Michigan has another 165,000 lane miles of local roads that do not qualify for federal aid. The state does not rate those roads or require local agencies to do so, but some voluntarily report numbers to the management council.
For 2018, 79 local road agencies submitted ratings for 16,968 lane miles of non-federal-aid roads. Of those, 50 percent were found to be in poor condition.
While that may not be a large enough sample for statistical certainty, “it is probably safe to assume” that local roads are in worse shape than the freeway system, according to the report.
Among federal-aid roads, more than 36,000 lane miles were rated in poor condition last year. That amounts to 41 percent, up from 25 percent twelve years ago.
“Given the current rate of road deterioration and given the anticipated funding levels for road preservation and repair, the percentage of roads in poor condition will remain above 40% for the foreseeable future,” according to the report.
“For well over a decade, more roads have deteriorated than have been improved.

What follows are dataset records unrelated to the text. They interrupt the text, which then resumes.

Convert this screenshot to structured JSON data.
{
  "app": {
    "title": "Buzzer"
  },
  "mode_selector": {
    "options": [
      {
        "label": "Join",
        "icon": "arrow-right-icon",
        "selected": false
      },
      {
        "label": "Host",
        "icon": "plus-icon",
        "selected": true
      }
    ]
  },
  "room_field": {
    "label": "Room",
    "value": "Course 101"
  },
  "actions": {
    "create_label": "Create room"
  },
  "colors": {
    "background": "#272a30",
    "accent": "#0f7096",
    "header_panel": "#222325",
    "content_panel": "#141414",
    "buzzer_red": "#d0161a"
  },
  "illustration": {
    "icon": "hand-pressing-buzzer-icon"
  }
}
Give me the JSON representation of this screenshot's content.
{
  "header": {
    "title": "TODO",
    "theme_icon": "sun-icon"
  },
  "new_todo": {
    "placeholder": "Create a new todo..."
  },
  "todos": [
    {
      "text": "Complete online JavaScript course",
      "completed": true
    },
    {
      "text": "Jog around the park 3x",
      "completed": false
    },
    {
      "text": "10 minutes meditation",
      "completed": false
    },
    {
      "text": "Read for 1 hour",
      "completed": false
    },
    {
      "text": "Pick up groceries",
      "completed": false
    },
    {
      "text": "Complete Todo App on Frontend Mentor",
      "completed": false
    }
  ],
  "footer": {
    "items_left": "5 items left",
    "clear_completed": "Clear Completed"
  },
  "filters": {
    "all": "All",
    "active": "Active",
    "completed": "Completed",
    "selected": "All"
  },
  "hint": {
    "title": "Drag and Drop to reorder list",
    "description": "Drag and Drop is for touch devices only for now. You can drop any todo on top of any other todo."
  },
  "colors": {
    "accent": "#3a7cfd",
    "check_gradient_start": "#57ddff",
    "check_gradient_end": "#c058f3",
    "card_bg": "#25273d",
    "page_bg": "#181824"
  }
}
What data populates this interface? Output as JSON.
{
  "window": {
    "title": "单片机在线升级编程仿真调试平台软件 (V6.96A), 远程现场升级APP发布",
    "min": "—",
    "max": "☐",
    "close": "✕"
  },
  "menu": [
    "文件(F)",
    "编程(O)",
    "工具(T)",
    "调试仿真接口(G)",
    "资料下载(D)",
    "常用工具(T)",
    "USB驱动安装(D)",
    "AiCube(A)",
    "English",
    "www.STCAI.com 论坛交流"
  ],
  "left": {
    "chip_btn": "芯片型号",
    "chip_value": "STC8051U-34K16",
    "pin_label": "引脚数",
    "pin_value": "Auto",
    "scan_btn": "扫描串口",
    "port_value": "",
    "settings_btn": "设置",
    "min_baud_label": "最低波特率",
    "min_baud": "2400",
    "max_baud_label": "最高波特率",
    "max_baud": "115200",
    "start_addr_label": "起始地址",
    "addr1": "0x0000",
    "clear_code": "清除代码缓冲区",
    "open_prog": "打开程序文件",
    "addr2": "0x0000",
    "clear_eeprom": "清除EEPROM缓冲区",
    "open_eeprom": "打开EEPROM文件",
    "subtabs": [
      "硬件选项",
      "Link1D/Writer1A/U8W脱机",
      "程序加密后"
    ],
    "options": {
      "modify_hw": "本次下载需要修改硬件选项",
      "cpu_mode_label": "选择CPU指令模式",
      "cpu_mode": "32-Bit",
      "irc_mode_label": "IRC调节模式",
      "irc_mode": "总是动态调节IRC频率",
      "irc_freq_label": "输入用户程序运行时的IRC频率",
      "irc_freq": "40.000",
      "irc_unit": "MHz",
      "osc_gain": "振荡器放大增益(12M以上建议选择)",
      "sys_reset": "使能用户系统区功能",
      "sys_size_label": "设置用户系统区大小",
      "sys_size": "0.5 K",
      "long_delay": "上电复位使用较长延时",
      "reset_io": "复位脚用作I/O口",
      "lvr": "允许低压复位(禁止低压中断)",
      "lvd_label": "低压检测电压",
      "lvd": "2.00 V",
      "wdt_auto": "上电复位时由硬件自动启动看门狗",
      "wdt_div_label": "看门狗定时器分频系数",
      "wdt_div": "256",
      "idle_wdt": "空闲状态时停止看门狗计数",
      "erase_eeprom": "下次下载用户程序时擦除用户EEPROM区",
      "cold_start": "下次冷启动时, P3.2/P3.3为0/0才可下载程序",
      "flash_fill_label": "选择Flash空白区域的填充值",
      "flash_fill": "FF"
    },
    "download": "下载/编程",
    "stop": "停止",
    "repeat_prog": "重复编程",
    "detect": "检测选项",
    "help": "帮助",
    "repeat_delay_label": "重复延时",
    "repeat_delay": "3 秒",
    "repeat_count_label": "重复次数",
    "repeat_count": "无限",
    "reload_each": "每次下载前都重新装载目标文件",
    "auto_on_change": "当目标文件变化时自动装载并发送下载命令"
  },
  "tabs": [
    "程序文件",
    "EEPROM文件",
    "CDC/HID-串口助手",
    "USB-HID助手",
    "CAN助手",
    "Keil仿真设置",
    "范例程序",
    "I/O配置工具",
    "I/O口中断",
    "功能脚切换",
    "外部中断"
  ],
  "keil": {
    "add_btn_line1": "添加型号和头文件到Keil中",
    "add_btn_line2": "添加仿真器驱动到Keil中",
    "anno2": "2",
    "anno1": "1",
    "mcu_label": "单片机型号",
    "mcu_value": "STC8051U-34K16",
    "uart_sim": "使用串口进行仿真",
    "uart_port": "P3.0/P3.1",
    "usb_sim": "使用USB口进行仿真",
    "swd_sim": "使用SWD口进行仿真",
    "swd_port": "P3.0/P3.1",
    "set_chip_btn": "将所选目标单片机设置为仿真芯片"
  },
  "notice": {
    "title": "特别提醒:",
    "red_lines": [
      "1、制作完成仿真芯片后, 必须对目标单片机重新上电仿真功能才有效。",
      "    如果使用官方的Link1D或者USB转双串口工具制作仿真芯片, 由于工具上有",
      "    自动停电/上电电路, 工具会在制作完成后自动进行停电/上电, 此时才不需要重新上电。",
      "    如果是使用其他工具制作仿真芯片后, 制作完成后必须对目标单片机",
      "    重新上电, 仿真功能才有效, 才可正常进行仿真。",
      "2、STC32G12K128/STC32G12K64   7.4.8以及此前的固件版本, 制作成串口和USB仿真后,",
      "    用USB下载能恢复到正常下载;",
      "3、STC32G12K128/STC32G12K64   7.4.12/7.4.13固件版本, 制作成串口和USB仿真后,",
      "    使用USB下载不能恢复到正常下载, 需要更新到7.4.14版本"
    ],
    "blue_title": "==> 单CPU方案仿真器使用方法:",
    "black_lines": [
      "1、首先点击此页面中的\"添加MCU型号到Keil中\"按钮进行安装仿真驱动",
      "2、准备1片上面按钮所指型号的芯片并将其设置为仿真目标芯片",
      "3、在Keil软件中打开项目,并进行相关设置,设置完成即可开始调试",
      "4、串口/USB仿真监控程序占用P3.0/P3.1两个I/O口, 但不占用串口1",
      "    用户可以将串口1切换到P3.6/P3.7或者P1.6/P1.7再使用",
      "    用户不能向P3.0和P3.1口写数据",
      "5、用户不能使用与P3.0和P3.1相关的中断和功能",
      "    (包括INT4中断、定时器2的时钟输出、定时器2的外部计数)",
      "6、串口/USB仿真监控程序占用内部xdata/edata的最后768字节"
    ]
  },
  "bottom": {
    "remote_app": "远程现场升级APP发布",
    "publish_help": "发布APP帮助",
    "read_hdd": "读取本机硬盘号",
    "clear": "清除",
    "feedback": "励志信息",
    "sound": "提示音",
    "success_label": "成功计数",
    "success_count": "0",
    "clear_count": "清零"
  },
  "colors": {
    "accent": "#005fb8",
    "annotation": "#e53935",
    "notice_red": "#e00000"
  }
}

This has happened every year since 2005, and 2018 was not an exception. This trend must be reversed if Michigan’s roads are to improve.”
Former Gov. Rick Snyder advocated for major road funding increases during his tenure and in 2015 signed a plan expected to generate $1.2 billion once fully implemented by fiscal year 2021.
That plan already increased gas taxes and registration fees, but a General Fund diversion of extra spending is still being phased in.
Republicans have balked at Whitmer’s proposed $2.5 billion fuel tax hike, which would generate another $1.9 billion for roads by 2021 and free up money for other budget priorities. But GOP leaders are debating alternatives.
A Senate Republican budget awaiting floor votes would accelerate the full phase-in of the 2015 road funding law by providing an extra $132 million to local road agencies in fiscal year 2020.
All told, the Senate budget proposes $5.1 billion in transportation spending, up from $3.6 billion in 2011 and $117 million over the current year but down $647 million from Whitmer’s proposal.
At current spending levels, the Transportation Asset Management Council projects the ratio of good and fair roads in Michigan will increase modestly by 2026 but ultimately decline by 2030.
Full implementation of the 2015 road funding law “will halt the steady decline in pavement condition,” according to the report. “But no appreciable improvement can be expected. Any future changes in funding will affect the forecast.”
The council also analyzes national bridge inspected standards and found that 10.7 percent of all state and local bridges were in poor condition as of 2018.
That’s well above the national average of less than 8 percent and is significantly higher than other Great Lakes States. Structurally deficient bridge ratings ranged from 8.5 percent in Illinois to 5 percent in Minnesota.
While Michigan bridge conditions had improved over the past decade plus, the ratio of good quality bridges dropped in 2017 and 2018 and is projected to continue to fall. By 2028, “nearly all of the progress made toward improving bridge condition since 2004 could be lost,” according to the report.